A fishing boat in the Faroe Islands

The Faroe Islands parliament has unanimously passed a bill authorizing sanctions against Russia and Belarus.

The government of the Faroe Islands said it condemns Russia’s armed attack on Ukraine, and confirmed that its own sanctions would be similar to those of the European Union and other “likeminded partners” that are trying to compel Russia to stop its aggression and withdraw its armed forces from Ukraine. Because the Faroe Islands are outside of the E.U., sanctions implemented by the bloc were not legally binding for the country. The new bill was necessary to provide the legal framework needed to implement sanctions.

Through the new sanctions, the Faroes will prohibit Russian vessels from entering its ports, but the ban will not apply to fishing boats – similar to sanctions implemented by Norway.

A government statement said that the sanctions do not include fishing vessels because the Faroe Islands and Russia have cooperated on fisheries for decades. That cooperation includes jointly managing fish stocks in the North Atlantic, which represent some of the largest fisheries by volume in the world.  

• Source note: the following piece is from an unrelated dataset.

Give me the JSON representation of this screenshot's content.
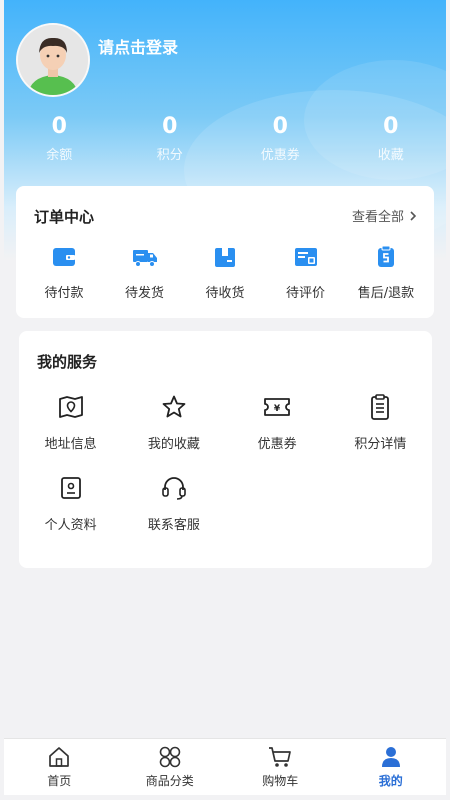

“This cooperation is a necessity for joint fishery management. To the same extent as some like-minded partners, the government of the Faroe Islands takes into account the potential long-term destabilising consequences of a port closure for Russian fishing vessels for this joint management. For these reasons, port closures will not apply to Russian fishing vessels,” the government statement said.

The government said the sanctions may impact a limited amount of goods transported between the two countries, and that the country has already reduced its trade with Russia.

“Faroese exports of seafood products to Russia have reduced significantly since the beginning of the war, which is illustrated in the fact that the exports of March 2022 were only one-third of the exports in 2021,” the government said.